Bakışlarım Burak'a kayarken Doğan geldi aklıma. Çabuk unutmuş olamazdım değil mi? Ya Burak ile yaptığım anlaşma? Kendimden tiksindiğimi hissettim.

"İyiyim." Deyip ilerleyecektim ki kolumdan tuttu bu sefer Burak.

"Son yarım saatin bir açıklaması olmalı." Endişeyle bana bakarken kolumu kurtardım Burak'tan. Sanırım yine kendi içimde savaş veriyordum.

"Aziri geldi işte, sonrası bu üstteğmenim."

Kaşlarını çatarken bizimkilerin gelmesiyle derin bir nefes aldım. Sorgulayacaktı çünkü bu ani değişimimi.

"Komutanım Aziri kaçtı!"

Hakan'a bakarken artık şaşırmamıştım bu habere. Yılan gibi bir şekilde sıvışıyordu kaçması gerektiği yerden. Gözü yanımdaki bombaya kayarken yaklaştı, yaklaştı. Bombayı eline alıp birkaç saniye bakışırken yüzü bana döndü.

"Nihat'ın yokluğunu aradınız herhalde komutanım?" Dedi buruk çıkan sesiyle. Gösterdiği 1 saniyeye bakarken nefes verdim.

"En kısa zamanda Hakan, en kısa zamanda yine o işler Nihat'ın olacak."

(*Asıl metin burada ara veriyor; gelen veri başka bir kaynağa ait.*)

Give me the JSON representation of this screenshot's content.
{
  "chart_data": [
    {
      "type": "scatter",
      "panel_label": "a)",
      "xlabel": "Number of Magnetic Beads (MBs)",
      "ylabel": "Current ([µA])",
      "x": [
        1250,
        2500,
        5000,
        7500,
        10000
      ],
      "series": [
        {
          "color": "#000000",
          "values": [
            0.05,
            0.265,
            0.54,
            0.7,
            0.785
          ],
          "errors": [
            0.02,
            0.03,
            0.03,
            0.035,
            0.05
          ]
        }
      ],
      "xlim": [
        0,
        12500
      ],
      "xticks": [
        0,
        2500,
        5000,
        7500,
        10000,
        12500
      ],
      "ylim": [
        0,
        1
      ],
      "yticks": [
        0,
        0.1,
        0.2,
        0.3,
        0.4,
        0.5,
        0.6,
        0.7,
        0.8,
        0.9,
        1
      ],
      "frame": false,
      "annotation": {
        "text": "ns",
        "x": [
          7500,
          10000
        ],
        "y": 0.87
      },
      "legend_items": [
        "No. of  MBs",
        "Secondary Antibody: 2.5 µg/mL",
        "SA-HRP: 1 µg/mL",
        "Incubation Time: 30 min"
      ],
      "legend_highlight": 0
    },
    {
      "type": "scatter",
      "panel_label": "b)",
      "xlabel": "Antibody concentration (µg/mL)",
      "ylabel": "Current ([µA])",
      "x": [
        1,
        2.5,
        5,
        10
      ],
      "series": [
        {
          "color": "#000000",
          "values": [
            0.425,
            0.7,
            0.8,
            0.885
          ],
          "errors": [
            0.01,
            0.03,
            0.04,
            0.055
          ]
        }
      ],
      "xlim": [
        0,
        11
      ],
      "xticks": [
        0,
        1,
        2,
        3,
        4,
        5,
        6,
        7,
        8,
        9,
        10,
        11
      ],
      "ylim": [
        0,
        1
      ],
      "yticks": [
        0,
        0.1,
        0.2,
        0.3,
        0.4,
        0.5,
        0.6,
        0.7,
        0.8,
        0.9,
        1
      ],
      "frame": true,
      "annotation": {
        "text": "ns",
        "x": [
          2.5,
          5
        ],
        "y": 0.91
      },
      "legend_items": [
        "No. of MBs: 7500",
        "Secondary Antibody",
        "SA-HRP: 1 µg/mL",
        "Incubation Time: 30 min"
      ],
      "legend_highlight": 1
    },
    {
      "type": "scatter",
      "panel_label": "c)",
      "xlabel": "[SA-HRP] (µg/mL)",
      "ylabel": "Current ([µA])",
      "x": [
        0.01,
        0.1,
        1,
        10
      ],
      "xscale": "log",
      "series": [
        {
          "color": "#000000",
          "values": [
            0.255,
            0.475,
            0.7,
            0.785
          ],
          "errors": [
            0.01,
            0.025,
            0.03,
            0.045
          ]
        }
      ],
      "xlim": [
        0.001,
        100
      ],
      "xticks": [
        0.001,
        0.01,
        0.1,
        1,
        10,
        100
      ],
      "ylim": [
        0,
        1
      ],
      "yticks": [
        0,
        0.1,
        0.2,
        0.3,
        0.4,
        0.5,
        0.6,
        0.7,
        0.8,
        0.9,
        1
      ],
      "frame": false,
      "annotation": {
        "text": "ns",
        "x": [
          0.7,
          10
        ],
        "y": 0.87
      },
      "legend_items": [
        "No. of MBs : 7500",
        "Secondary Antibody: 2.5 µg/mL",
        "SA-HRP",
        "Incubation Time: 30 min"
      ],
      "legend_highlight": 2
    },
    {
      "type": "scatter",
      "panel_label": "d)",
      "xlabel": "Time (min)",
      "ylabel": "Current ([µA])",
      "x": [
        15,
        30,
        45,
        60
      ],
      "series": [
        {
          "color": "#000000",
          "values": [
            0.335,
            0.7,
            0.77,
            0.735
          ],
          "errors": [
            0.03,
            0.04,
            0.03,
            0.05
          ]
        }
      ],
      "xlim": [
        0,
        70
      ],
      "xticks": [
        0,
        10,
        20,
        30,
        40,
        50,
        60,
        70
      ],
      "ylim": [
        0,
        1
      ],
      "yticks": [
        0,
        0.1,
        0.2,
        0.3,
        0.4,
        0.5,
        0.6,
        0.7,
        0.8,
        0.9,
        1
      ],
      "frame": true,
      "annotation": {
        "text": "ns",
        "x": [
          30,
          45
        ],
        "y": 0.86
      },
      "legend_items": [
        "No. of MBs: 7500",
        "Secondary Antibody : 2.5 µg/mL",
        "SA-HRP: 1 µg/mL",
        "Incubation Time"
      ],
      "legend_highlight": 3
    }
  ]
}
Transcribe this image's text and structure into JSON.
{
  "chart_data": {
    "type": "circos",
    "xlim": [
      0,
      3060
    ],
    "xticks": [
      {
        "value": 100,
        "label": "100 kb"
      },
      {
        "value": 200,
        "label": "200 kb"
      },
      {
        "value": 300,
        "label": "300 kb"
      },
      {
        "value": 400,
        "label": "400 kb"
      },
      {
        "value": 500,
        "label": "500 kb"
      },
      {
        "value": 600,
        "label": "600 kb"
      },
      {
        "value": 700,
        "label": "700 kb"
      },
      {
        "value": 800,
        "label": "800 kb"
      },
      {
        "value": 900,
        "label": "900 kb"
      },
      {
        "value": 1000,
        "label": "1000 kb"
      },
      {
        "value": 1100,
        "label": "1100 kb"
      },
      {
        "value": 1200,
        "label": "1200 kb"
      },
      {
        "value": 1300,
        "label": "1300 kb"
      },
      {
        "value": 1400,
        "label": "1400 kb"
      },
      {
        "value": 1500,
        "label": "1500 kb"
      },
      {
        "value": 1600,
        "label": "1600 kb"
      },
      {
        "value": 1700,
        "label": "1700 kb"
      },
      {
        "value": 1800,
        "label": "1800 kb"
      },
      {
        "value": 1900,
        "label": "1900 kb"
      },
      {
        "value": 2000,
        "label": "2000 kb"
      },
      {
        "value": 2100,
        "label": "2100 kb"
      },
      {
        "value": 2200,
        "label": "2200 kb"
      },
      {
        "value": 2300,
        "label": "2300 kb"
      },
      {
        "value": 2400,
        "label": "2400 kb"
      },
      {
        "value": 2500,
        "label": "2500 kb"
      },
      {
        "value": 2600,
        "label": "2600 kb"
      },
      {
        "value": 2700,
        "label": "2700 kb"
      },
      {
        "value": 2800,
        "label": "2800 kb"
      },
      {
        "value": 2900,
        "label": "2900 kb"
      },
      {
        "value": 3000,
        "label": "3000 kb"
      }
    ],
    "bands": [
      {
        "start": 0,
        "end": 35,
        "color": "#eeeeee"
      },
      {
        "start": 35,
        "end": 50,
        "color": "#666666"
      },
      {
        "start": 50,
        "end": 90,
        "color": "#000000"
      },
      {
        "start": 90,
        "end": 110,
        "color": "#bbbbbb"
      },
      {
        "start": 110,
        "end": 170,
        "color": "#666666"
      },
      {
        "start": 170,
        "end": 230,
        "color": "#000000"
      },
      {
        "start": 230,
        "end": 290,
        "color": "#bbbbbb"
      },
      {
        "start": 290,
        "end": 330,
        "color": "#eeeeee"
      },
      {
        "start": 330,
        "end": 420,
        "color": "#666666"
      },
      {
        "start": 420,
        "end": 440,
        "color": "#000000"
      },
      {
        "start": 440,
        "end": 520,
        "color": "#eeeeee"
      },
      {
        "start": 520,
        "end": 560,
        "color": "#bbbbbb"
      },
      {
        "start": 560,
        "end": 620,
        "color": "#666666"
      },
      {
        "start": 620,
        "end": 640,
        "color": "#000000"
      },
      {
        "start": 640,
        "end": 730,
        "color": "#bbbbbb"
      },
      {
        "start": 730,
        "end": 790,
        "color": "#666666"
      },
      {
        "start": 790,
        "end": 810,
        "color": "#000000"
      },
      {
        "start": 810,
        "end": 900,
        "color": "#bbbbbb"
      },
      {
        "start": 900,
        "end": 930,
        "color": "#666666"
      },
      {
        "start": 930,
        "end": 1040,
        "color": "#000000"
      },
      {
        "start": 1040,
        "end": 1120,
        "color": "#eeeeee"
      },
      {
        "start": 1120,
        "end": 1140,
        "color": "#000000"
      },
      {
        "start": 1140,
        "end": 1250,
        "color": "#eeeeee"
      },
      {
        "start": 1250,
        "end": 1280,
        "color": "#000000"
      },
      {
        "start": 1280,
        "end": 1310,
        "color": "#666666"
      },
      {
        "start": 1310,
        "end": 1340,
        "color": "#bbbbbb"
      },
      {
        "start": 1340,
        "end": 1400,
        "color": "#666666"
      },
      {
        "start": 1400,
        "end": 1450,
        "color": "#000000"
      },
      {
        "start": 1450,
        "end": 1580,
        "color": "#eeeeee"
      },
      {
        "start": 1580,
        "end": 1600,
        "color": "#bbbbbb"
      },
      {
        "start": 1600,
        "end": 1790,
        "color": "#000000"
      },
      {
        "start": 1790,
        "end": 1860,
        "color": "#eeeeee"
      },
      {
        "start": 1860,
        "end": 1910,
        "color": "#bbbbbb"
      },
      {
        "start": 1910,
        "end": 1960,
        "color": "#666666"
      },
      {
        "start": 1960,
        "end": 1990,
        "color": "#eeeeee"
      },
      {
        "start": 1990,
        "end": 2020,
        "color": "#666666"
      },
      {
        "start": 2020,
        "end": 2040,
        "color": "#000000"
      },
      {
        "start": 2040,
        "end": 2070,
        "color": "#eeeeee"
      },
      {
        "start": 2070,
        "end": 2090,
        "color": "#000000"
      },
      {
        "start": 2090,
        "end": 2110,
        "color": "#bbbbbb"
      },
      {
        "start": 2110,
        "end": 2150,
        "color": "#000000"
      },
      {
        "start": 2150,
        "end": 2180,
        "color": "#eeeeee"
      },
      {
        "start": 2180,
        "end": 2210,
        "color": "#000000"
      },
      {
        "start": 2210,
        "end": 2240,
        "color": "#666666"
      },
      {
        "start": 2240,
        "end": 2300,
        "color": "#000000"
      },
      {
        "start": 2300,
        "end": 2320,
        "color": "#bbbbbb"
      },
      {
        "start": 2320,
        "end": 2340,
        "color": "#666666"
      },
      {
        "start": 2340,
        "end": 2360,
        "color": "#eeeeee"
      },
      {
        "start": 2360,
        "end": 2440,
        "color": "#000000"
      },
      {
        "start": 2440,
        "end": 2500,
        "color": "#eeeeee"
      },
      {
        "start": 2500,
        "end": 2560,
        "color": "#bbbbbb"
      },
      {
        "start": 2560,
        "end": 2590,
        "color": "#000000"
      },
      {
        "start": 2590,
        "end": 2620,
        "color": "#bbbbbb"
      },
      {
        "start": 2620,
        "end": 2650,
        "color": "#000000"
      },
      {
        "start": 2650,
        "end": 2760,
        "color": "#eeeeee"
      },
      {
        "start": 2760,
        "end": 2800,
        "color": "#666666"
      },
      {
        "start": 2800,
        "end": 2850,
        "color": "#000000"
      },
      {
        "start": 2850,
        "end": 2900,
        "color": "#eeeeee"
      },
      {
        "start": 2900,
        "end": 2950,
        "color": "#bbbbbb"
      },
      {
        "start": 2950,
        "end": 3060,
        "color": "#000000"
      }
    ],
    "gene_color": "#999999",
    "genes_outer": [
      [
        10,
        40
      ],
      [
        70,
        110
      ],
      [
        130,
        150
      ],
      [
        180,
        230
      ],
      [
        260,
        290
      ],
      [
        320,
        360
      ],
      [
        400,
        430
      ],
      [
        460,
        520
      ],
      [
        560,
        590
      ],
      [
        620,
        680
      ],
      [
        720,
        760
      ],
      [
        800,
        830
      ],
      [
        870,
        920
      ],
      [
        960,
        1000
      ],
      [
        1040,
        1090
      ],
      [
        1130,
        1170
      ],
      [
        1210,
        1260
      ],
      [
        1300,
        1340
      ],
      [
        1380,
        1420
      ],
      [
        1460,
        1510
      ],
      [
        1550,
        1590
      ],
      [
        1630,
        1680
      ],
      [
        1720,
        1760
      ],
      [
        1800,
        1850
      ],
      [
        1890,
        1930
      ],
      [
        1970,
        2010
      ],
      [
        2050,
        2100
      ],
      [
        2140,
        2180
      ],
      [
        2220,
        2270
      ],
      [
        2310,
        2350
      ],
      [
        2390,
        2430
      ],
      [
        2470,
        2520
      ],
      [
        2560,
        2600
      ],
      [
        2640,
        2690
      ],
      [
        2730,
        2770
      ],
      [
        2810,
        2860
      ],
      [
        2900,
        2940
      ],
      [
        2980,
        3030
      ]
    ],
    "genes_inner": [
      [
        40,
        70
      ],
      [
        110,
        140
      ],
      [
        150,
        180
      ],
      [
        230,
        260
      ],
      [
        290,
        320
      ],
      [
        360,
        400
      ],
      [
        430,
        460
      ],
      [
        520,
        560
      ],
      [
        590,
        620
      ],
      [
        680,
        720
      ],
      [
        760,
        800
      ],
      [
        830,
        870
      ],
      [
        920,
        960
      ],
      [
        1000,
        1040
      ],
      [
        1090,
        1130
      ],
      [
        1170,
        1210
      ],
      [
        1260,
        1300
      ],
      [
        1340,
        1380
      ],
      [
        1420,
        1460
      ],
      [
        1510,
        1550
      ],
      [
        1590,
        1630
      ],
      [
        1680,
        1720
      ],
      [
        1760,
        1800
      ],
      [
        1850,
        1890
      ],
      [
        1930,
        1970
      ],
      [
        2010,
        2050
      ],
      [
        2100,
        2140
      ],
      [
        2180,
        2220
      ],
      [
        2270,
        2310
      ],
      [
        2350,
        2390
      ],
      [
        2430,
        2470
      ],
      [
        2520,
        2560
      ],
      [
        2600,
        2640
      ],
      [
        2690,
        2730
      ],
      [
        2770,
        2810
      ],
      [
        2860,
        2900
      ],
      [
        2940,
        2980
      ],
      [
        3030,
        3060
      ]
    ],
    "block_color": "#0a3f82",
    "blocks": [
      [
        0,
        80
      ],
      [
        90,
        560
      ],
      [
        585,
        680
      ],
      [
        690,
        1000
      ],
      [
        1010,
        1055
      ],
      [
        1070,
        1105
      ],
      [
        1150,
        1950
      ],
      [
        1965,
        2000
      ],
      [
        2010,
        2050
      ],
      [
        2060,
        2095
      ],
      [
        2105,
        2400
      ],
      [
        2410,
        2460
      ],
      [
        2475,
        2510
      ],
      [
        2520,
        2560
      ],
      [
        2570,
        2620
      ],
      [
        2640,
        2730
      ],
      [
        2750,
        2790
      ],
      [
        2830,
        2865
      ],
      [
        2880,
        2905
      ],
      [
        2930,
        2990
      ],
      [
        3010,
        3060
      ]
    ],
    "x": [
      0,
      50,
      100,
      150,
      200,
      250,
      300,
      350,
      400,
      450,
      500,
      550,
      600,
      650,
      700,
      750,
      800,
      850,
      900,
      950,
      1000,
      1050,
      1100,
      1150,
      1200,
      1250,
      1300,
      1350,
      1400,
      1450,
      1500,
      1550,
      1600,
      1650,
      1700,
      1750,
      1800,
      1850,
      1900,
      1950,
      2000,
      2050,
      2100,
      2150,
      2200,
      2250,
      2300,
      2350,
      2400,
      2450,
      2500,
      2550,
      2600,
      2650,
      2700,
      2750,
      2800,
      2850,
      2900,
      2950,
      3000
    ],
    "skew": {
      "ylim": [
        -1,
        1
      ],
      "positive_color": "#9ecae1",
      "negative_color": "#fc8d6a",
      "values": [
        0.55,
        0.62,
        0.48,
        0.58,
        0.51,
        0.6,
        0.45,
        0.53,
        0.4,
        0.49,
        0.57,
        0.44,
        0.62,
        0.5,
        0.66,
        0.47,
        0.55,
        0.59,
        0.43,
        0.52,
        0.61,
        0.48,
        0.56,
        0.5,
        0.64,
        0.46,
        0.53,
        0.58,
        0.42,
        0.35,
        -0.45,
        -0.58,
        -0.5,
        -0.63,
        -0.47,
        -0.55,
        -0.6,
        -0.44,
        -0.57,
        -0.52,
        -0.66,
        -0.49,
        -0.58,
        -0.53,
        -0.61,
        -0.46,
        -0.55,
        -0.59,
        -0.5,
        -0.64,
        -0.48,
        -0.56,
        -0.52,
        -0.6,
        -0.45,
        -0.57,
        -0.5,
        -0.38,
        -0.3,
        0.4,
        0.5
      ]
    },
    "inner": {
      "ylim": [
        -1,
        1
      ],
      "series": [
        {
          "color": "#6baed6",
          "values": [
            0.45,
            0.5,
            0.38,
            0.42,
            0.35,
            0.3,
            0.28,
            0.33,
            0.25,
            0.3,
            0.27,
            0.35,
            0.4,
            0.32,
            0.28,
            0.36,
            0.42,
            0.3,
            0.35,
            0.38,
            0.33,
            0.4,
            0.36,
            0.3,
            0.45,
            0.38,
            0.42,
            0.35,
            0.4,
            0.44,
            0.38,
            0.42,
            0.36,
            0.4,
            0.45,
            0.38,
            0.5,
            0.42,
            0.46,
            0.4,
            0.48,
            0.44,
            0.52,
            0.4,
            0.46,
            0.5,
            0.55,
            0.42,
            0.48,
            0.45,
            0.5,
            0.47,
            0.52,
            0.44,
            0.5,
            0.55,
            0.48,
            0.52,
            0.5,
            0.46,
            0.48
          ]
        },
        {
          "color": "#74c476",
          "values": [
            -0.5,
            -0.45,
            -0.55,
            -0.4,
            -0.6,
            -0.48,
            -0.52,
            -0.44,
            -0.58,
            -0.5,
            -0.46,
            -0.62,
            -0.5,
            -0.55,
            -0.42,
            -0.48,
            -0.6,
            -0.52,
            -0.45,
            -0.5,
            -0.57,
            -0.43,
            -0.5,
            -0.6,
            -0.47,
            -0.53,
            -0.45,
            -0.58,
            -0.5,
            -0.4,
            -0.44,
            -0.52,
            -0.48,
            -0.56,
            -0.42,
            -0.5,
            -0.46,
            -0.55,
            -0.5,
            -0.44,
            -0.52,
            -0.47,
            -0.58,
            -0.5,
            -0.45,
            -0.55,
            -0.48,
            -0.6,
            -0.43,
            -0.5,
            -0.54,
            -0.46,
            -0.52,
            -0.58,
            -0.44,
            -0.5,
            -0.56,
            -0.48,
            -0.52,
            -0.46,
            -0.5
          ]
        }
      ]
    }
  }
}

Ankara-Mardin seferi olan yolcu otobüsü büyük bir yolcu kapasitesiyle Mardin'e giriş yaptı. Kimisi Mardin'in turistik evleri için bu bölgeye heyecanla gelirken, kimisi de dünyaya geldiği memleket, akraba ziyaretine geliyordu. Heyecanlıydı hepsi, bir yandan yorgun. E tabi saatler süren yolculuktan sonra kim yorgun olmazdı ki?

"Mardin'e geldim ben Azra." Dedi yolculardan birisi telefonda konuşurken. Karşısındaki sesi dinleyip bir süre sonra tekrar konuştu.

"İtiraz yok otogarda bekliyor olacağım."